El solsticio de primavera había llegado con un aire renovado a la vida de lady Susan, pues ya hacía varias semanas que su sobrina, Elisa, había llegado de Nueva York no como una brisa ligera, sino más bien como un huracán que agitaba todo allí por donde pasaba.

El Club de las Honorables Damas se había visto afectado también por su llegada, todas se habían centrado en ella para buscarle entre todos los caballeros respetables y respetados el marido más adecuado a su posición de rica heredera. Mas había resultado que Elisa, por azares del destino, no mostraba el más mínimo interés por ninguno de ellos, les llevaba la contraria con sus actitudes; a veces, incluso, los espantaba. En ese tiempo había forjado una extraña relación con Daniel, el primogénito de lady Anne. Podían estar muy bien, y en menos de lo que dura un segundo, estaban riñendo como un matrimonio. ¡Nadie entendía lo que pasaba! Lady Susan no quería pensar sobre esa extraña alianza, por llamarlo de algún modo, pues había llegado a un punto que se negaba a comprender a los jóvenes.

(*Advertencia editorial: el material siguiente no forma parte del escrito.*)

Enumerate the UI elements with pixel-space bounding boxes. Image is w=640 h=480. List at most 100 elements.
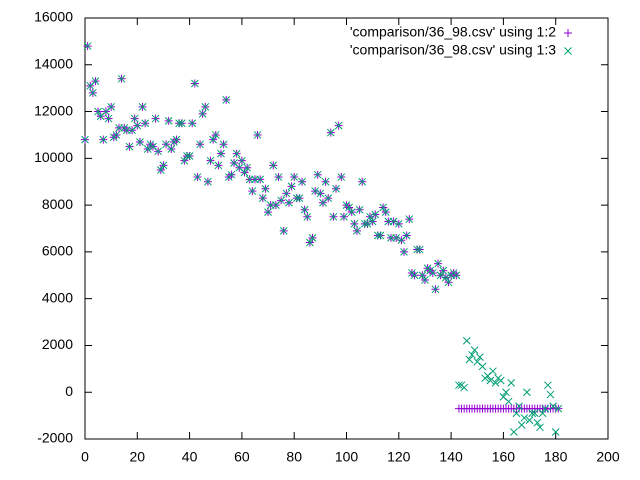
point <box>232 149 241 158</box>
point <box>243 163 251 172</box>
point <box>368 217 377 226</box>
point <box>91 77 100 86</box>
point <box>381 208 390 216</box>
point <box>515 402 523 411</box>
point <box>201 103 210 111</box>
point <box>324 194 333 202</box>
point <box>261 184 270 193</box>
point <box>292 194 301 202</box>
point <box>402 231 411 240</box>
point <box>431 285 440 294</box>
point <box>329 212 338 221</box>
point <box>258 194 267 202</box>
point <box>334 121 343 130</box>
x-tick-label: 60 <box>234 449 250 465</box>
point <box>510 428 518 436</box>
y-tick-label: 14000 <box>34 55 73 71</box>
y-tick-label: 2000 <box>42 336 73 352</box>
point <box>240 168 249 177</box>
point <box>442 273 450 282</box>
point <box>295 194 304 202</box>
point <box>253 131 262 139</box>
point <box>418 271 427 280</box>
y-tick-label: 10000 <box>34 149 73 165</box>
point <box>541 404 550 413</box>
point <box>358 177 367 186</box>
point <box>538 409 547 418</box>
point <box>345 203 353 212</box>
point <box>360 219 369 228</box>
point <box>211 131 220 139</box>
point <box>444 278 453 287</box>
point <box>366 212 374 221</box>
point <box>468 350 476 359</box>
point <box>462 336 471 345</box>
point <box>536 423 544 432</box>
legend-marker <box>564 29 572 37</box>
point <box>405 215 414 223</box>
point <box>434 259 442 268</box>
point <box>209 135 217 144</box>
point <box>206 156 215 165</box>
point <box>117 74 126 83</box>
point <box>355 205 364 214</box>
point <box>530 409 539 418</box>
point <box>143 145 152 153</box>
point <box>99 135 108 144</box>
point <box>353 226 361 235</box>
point <box>376 231 385 240</box>
point <box>486 376 495 385</box>
x-tick-label: 160 <box>492 449 516 465</box>
point <box>177 119 186 128</box>
point <box>337 173 346 181</box>
x-tick-label: 0 <box>81 449 89 465</box>
point <box>269 161 278 170</box>
point <box>504 397 513 406</box>
point <box>167 145 176 153</box>
point <box>94 107 102 116</box>
point <box>517 421 526 429</box>
point <box>190 79 199 88</box>
point <box>227 170 236 179</box>
point <box>83 42 92 50</box>
y-tick-label: 8000 <box>42 196 73 212</box>
plot-frame <box>84 17 609 440</box>
point <box>363 219 372 228</box>
legend-marker <box>564 47 572 55</box>
point <box>439 266 448 275</box>
point <box>507 379 516 387</box>
point <box>81 135 89 144</box>
point <box>313 170 322 179</box>
point <box>410 271 419 280</box>
point <box>290 173 299 181</box>
point <box>256 175 265 184</box>
point <box>279 226 288 235</box>
point <box>350 219 359 228</box>
point <box>308 234 317 242</box>
point <box>460 383 469 392</box>
point <box>455 381 463 390</box>
y-tick-label: 4000 <box>42 289 73 305</box>
point <box>274 173 283 181</box>
point <box>465 355 474 364</box>
point <box>392 234 401 242</box>
point <box>340 212 348 221</box>
point <box>303 212 312 221</box>
point <box>185 152 194 160</box>
point <box>183 152 191 160</box>
point <box>489 367 497 376</box>
x-tick-label: 40 <box>182 449 198 465</box>
point <box>533 418 542 427</box>
point <box>470 346 479 354</box>
point <box>554 404 563 413</box>
point <box>198 110 207 118</box>
x-tick-label: 120 <box>387 449 411 465</box>
point <box>421 276 429 284</box>
point <box>125 142 134 151</box>
y-tick-label: 6000 <box>42 243 73 259</box>
point <box>415 245 424 254</box>
point <box>512 409 521 418</box>
x-tick-label: 140 <box>439 449 463 465</box>
point <box>523 388 531 397</box>
point <box>389 217 398 226</box>
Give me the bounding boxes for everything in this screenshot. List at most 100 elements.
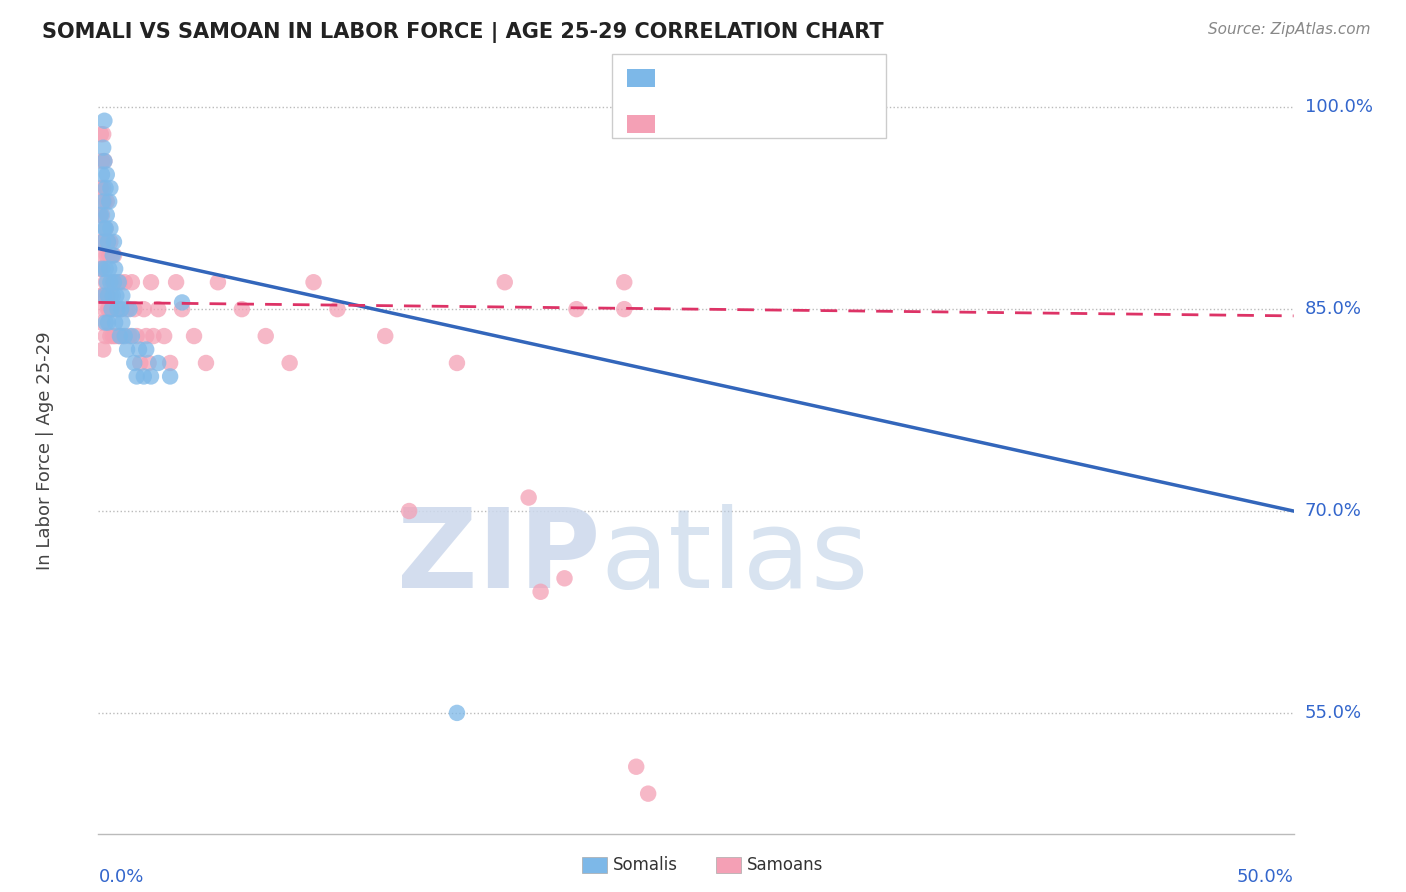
Point bbox=[91, 141, 114, 155]
Point bbox=[530, 584, 553, 599]
Point bbox=[93, 248, 115, 262]
Point bbox=[98, 235, 122, 249]
Point bbox=[398, 504, 420, 518]
Point bbox=[129, 356, 152, 370]
Point bbox=[101, 288, 124, 302]
Point bbox=[97, 316, 120, 330]
Point bbox=[89, 261, 111, 276]
Point bbox=[93, 288, 115, 302]
Point bbox=[172, 302, 194, 317]
Point bbox=[114, 329, 136, 343]
Point bbox=[103, 248, 125, 262]
Point bbox=[107, 302, 129, 317]
Point bbox=[94, 329, 117, 343]
Point bbox=[100, 302, 122, 317]
Point bbox=[93, 302, 115, 317]
Point bbox=[96, 275, 118, 289]
Point bbox=[100, 248, 122, 262]
Point bbox=[115, 302, 138, 317]
Point bbox=[91, 194, 114, 209]
Point bbox=[91, 154, 114, 169]
Point bbox=[94, 181, 117, 195]
Point bbox=[91, 127, 114, 141]
Point bbox=[101, 275, 124, 289]
Point bbox=[128, 343, 150, 357]
Point bbox=[148, 356, 170, 370]
Point bbox=[111, 316, 134, 330]
Point bbox=[91, 316, 114, 330]
Point bbox=[121, 275, 143, 289]
Point bbox=[104, 329, 127, 343]
Point bbox=[103, 275, 125, 289]
Point bbox=[153, 329, 176, 343]
Point bbox=[97, 235, 120, 249]
Point bbox=[98, 261, 121, 276]
Point bbox=[207, 275, 229, 289]
Point bbox=[93, 113, 115, 128]
Point bbox=[132, 302, 155, 317]
Point bbox=[98, 302, 121, 317]
Point bbox=[98, 194, 121, 209]
Point bbox=[108, 275, 131, 289]
Point bbox=[91, 235, 114, 249]
Point bbox=[101, 329, 124, 343]
Point bbox=[494, 275, 516, 289]
Point bbox=[165, 275, 187, 289]
Point bbox=[105, 288, 128, 302]
Point bbox=[96, 168, 118, 182]
Point bbox=[91, 261, 114, 276]
Point bbox=[90, 127, 112, 141]
Point bbox=[278, 356, 301, 370]
Point bbox=[96, 208, 118, 222]
Point bbox=[98, 329, 122, 343]
Point bbox=[94, 275, 117, 289]
Point bbox=[121, 329, 143, 343]
Text: SOMALI VS SAMOAN IN LABOR FORCE | AGE 25-29 CORRELATION CHART: SOMALI VS SAMOAN IN LABOR FORCE | AGE 25… bbox=[42, 22, 884, 44]
Point bbox=[637, 787, 659, 801]
Point bbox=[98, 221, 122, 235]
Point bbox=[97, 235, 120, 249]
Point bbox=[231, 302, 253, 317]
Point bbox=[124, 302, 146, 317]
Point bbox=[89, 208, 111, 222]
Point bbox=[96, 194, 118, 209]
Point bbox=[94, 221, 117, 235]
Text: 50.0%: 50.0% bbox=[1237, 868, 1294, 886]
Point bbox=[159, 356, 181, 370]
Point bbox=[183, 329, 205, 343]
Point bbox=[107, 329, 129, 343]
Point bbox=[107, 275, 129, 289]
Point bbox=[94, 316, 117, 330]
Text: 100.0%: 100.0% bbox=[1305, 98, 1372, 116]
Point bbox=[111, 288, 134, 302]
Point bbox=[108, 329, 131, 343]
Text: ZIP: ZIP bbox=[396, 504, 600, 611]
Point bbox=[91, 235, 114, 249]
Point bbox=[104, 316, 127, 330]
Point bbox=[132, 369, 155, 384]
Point bbox=[172, 295, 194, 310]
Point bbox=[93, 154, 115, 169]
Point bbox=[110, 302, 132, 317]
Point bbox=[626, 760, 648, 774]
Point bbox=[98, 275, 122, 289]
Point bbox=[613, 275, 636, 289]
Text: atlas: atlas bbox=[600, 504, 869, 611]
Point bbox=[104, 261, 127, 276]
Text: R = -0.444   N = 53: R = -0.444 N = 53 bbox=[668, 69, 845, 87]
Point bbox=[93, 221, 115, 235]
Point bbox=[111, 329, 134, 343]
Text: R = -0.014   N = 82: R = -0.014 N = 82 bbox=[668, 115, 845, 133]
Point bbox=[114, 275, 136, 289]
Point bbox=[254, 329, 277, 343]
Point bbox=[138, 356, 160, 370]
Point bbox=[135, 343, 157, 357]
Point bbox=[517, 491, 540, 505]
Text: 85.0%: 85.0% bbox=[1305, 300, 1361, 318]
Point bbox=[90, 208, 112, 222]
Point bbox=[139, 369, 162, 384]
Point bbox=[302, 275, 325, 289]
Point bbox=[159, 369, 181, 384]
Text: 0.0%: 0.0% bbox=[98, 868, 143, 886]
Point bbox=[91, 261, 114, 276]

Aquella tarde más primaveral que ninguna otra, lady Susan y lady Anne habían abierto las puertas del club a dos hombres que eran muy cercanos a Daniel, se podía decir que habían sido sus mentores en los años de universidad: Magnus y Thaddeus Kersey. Ellos hablaban mucho con el joven; por eso, las dos mujeres los hicieron llamar a escondidas para que viesen, por sus propios ojos, lo que pasaba cada vez que esa joven pareja se tropezaba. Ya había sucedido que el resto de los miembros del club no se lo creían hasta que lo contemplaron y habían extraído una conclusión que solo Moira fue capaz de decir en voz alta:

—Entre esos dos hay más pasión que en la cama de dos amantes —había sentenciado sin temblarle la voz y dejando pasmadas a lady Anne y a lady Susan, quien frunció los labios.

No era que estuviera disconforme, simplemente no lo veía, y durante las horas siguientes una pregunta se coló en su mente: ¿pudiera ser que lo estuvieran disimulando, que no quisieran reconocerlo? Lady Susan estaba harta de la juventud, de sus jueguecitos, indecisiones y sus riñas absurdas; si por ella fuera encerraría a Daniel y a Elisa en la misma habitación para que se aclarasen, y si terminaban en la cama con sus cuerpos unidos... «A lo mejor es lo que requieren, estar enredados en la cama. No hay mejor ejercicio que hacer el amor para aclarar las ideas», había llegado a la conclusión, mas no se la había expuesto a nadie a pesar de tener mucha confianza con Anne. Por una vez, prefirió callarse. Todo ello repercutió en que estaban en la mansión de los Elderbrook con la nariz pegada al cristal, mientras los veían pasear por el jardín trasero.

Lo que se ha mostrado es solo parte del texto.